27 dezembro, 2009

O Duque que virou Barão

Teoricamente, os títulos de nobreza são conquistados nos campos de batalha, mas no Brasil costumavam ser comprados. Havia nobres que nunca combateram. Assim, Apparício Torelly inventou que havia se destacado na Batalha de Itararé, uma batalha entre gaúchos e paulistas que não houve em 1931. E, para fazer as fotos que comprovavam sua participação na luta, vestiu-se de um surrado uniforme da Guerra do Paraguai. A seguir, o nosso herói se autonomeou Duque de Itararé, fazendo publicar em seu jornal, A Manha, que esse título fazia justiça "a uma personalidade de excepcional valor que se distinguiu no campo de batalha".

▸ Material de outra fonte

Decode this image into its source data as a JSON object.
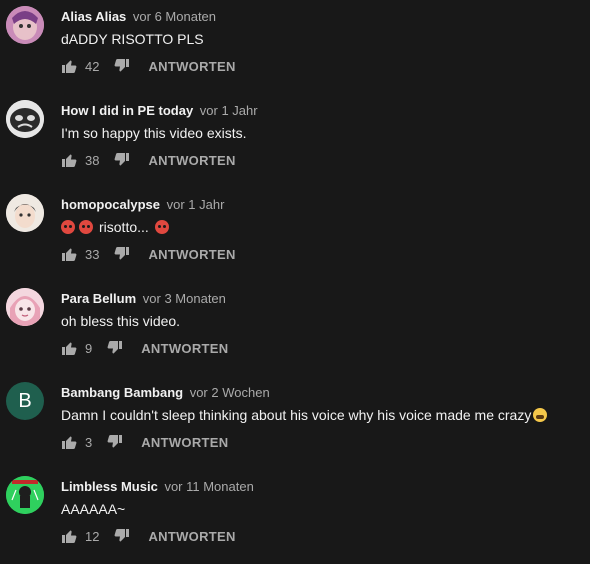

Algum tempo depois, "como prova de modéstia", Apparício se auto-rebaixou para Barão de Itararé. Não dispensando, porém, "as periódicas injeções de azul de metileno que o faziam ficar com o sangue azul".
O Brasão do Barão
Apparício criou também um escudo heráldico para a Casa de Itararé. Eis a descrição deste símbolo segundo o próprio criador:
"Observe o leitor o detalhe do brasão, em filigranas e ornamentações clássicas. No meio da moldura, dominando o conjunto, em posição de quem perdeu a guerra ou procura alfinetes no chão, vê-se a efígie do ilustre fidalgo, vigiando a coleção de armas e iguarias que sustentam o escudo. À esquerda, no plano austral, salienta-se uma vaca sagrada, em atitude arbitrária, como quem resiste e protesta contra a possibilidade de ser loteada para o açougue e transformada em bifes de ouro. No lado direito da perna do sinistro Barão, vê-se, guardado por um punhal tibetano, um saco cheio do produto de honesta economia, advinda do troco de caixas de fósforos e passagens de bonde que deixou de pagar, fingindo distraído, quando passava o condutor. Descendo pela esquerda, aparece uma mão solta, que não tem nenhuma explicação e, a seguir, um cachorro vira-lata, com evidente intenção hidráulica de franco desacato aos símbolos da nobreza. No centro-esquerda, distingue-se a monografia "BI", usado nas cuecas e na roupa de cama do fidalgo, quando as tem. Logo abaixo, destaca-se um jumento franquista e um peixe grande, que não se sabe como conseguiram penetrar na moldura. À direita, distinguem-se vários objetos de ostensiva significação oculta: um cidadão de cartola, em pleno processo de desintegração atômica; um frango e uma garrafa, de destinos suspeitos, e, finalmente, um desconhecido, perto de um pescado, que tanto pode ser uma baleia engolindo o profeta Jonas, como o deputado Lameira Bittencourt, vomitando um pirarucu depois do almoço. A parte mais importante do escudo, porém, é o quadrante esotérico, com seus quatro extensos campos. No primeiro, parece um navio pirata que, se não for uma homenagem à terra de Churchill, só pode ser explicado à luz da psicanálise, como uma traição do subconsciente. No segundo, há um pé de meia, coroado de estrelas, formando falsos cruzeiros, que se vão escondendo no cofre de calcanhar reforçado. No terceiro, ostenta-se uma galinha morta, com uma bandeirola de livre trânsito dos comandos sanitários. No quarto campo, um alfanje muçulmano monta guarda a todo escudo. Por fim, no centro, encimada por uma boa estrela, exibe-se uma cesta de Natal, com frutas do país e salsichas de Viena, para recordar aos povos que nem só de pão vive o homem, como dizem as Sagradas Escrituras e é da escrita."